For my graduation work I am developing a microcontroller system where the MCU (MSP430FR5739) talks to an SPI flash (SST25VF080B to be particular). I've achieved this without using the eUSCI SPI master (by bit-banging the thing) but no matter what, the flash always returns a 0x00 byte if I don't leave gigantic 2000-cycle delays between clock pulses.

On the datasheet it says that the flash could work at up to 80 MHz, and I've clocked the MSP430 at 24 MHz, so my thought process here is that it should be working without any delays at all.

My questions would be:

  1. The flash IC is on a daughterboard and is connected to the main
    board with approximately 2 inches of 22 AWG single core wire. I know
    that solid core wire is terrible for high frequency, but would
    replacing these help speed it up?
  2. If I most certainly have to have the delays, what else can I do to
    speed it up?

Best Answer

What concerns me is your disregard for EMC issues in your design when it uses 2" of 24AWG wire for signal wiring without mentioning any ground planes.

A systematic approach must be considered in communication of all signals to determine, which need shielding, common mode filter, ground plane, star ground, radial ground and impedance control on high speed signals.

Can you obtain some low capacitance FET probes or better yet, Tektronix differential FET Probes and scope the clock & data signals at both ends?
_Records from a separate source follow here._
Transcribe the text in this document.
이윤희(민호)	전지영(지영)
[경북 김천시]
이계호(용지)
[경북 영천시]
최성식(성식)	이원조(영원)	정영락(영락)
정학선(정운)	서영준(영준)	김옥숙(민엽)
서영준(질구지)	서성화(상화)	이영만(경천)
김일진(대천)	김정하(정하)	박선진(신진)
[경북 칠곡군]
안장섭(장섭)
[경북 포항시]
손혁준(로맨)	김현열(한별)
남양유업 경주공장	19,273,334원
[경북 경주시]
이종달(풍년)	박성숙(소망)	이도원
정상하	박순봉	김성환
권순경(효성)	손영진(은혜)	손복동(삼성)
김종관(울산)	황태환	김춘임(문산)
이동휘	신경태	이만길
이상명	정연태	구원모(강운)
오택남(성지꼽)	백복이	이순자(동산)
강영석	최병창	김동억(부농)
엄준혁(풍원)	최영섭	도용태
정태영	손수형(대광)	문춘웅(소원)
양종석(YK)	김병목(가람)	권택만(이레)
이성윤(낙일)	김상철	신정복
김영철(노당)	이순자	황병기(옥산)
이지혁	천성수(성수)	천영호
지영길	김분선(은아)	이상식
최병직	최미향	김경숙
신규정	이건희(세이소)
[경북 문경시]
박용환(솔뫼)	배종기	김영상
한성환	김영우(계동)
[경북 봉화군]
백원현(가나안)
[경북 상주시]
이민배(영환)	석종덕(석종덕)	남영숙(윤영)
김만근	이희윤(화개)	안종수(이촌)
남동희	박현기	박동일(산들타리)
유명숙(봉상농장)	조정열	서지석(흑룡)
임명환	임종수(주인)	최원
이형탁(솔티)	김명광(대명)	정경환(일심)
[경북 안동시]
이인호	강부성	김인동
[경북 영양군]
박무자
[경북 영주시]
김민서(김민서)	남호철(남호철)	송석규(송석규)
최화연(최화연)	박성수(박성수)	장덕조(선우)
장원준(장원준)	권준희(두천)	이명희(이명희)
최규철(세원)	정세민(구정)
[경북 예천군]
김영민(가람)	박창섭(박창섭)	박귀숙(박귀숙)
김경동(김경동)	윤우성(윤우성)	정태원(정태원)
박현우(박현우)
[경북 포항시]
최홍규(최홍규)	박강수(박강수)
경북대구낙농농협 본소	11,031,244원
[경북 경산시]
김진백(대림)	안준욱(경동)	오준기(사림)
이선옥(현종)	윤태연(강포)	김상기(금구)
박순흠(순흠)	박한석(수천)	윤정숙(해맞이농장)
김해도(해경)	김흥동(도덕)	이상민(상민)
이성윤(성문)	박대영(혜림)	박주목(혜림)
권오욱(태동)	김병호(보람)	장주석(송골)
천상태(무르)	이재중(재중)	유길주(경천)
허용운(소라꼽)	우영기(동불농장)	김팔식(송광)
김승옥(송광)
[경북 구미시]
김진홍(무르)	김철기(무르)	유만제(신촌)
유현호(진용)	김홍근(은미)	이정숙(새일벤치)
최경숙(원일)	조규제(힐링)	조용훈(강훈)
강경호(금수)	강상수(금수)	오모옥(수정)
Also remember the specs only say 80MHz is MAX and THERE IS NO MIN. Also Maximum clock frequency for Read Instruction, 03H, is 33 MHz in the fine print for this 80MHz part. (darn those marketing guys)
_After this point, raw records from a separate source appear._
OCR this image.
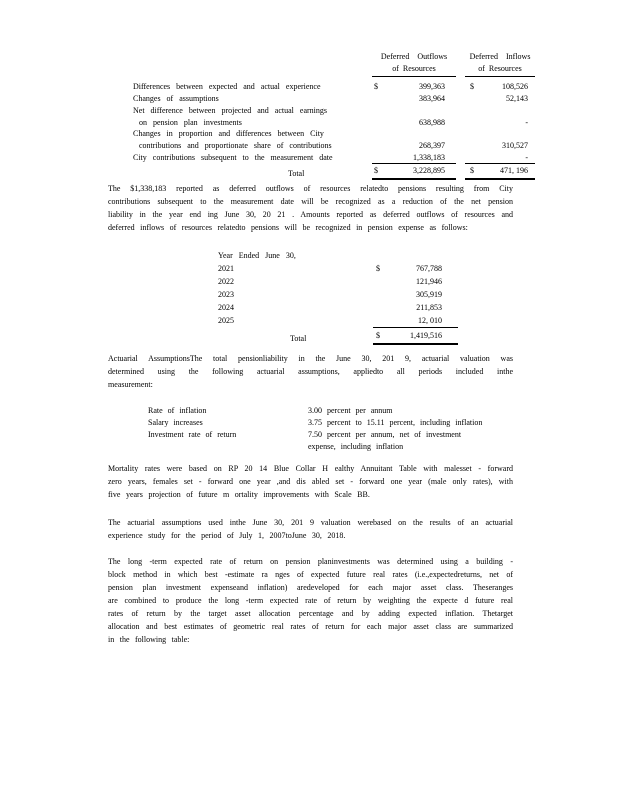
Deferred Outflows
of Resources
Deferred Inflows
of Resources
Differences between expected and actual experience	$	399,363	$	108,526
Changes of assumptions	383,964	52,143
Net difference between projected and actual earnings
on pension plan investments	638,988	-
Changes in proportion and differences between City
contributions and proportionate share of contributions	268,397	310,527
City contributions subsequent to the measurement date	1,338,183	-
Total	$	3,228,895	$	471, 196
The $1,338,183 reported as deferred outflows of resources relatedto pensions resulting from City
contributions subsequent to the measurement date will be recognized as a reduction of the net pension
liability in the year end ing June 30, 20 21 . Amounts reported as deferred outflows of resources and
deferred inflows of resources relatedto pensions will be recognized in pension expense as follows:
Year Ended June 30,
2021	$	767,788
2022	121,946
2023	305,919
2024	211,853
2025	12, 010
Total	$	1,419,516
Actuarial AssumptionsThe total pensionliability in the June 30, 201 9, actuarial valuation was
determined using the following actuarial assumptions, appliedto all periods included inthe
measurement:
Rate of inflation	3.00 percent per annum
Salary increases	3.75 percent to 15.11 percent, including inflation
Investment rate of return	7.50 percent per annum, net of investment
expense, including inflation
Mortality rates were based on RP 20 14 Blue Collar H ealthy Annuitant Table with malesset - forward
zero years, females set - forward one year ,and dis abled set - forward one year (male only rates), with
five years projection of future m ortality improvements with Scale BB.
The actuarial assumptions used inthe June 30, 201 9 valuation werebased on the results of an actuarial
experience study for the period of July 1, 2007toJune 30, 2018.
The long -term expected rate of return on pension planinvestments was determined using a building -
block method in which best -estimate ra nges of expected future real rates (i.e.,expectedreturns, net of
pension plan investment expenseand inflation) aredeveloped for each major asset class. Theseranges
are combined to produce the long -term expected rate of return by weighting the expecte d future real
rates of return by the target asset allocation percentage and by adding expected inflation. Thetarget
allocation and best estimates of geometric real rates of return for each major asset class are summarized
in the following table:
THings to do to improve performance;

  1. Use AWG30 twisted pair 12 turns/ft for every signal to this chip where you need better shielding and less overshoot ripple.
  2. Have a dedicated regulator @ Vdd @ 3.6V for both IC's. Notice there is no spec for the 80MHz part yet the 66MHz part says VDD = 3.0 - 3.6 V, CL = 15 pF, so I would use Vmax=3.6 to get as much performance as possible. (darn those ambiguous specs)
  3. Verify all voltage levels, rise times and setup times.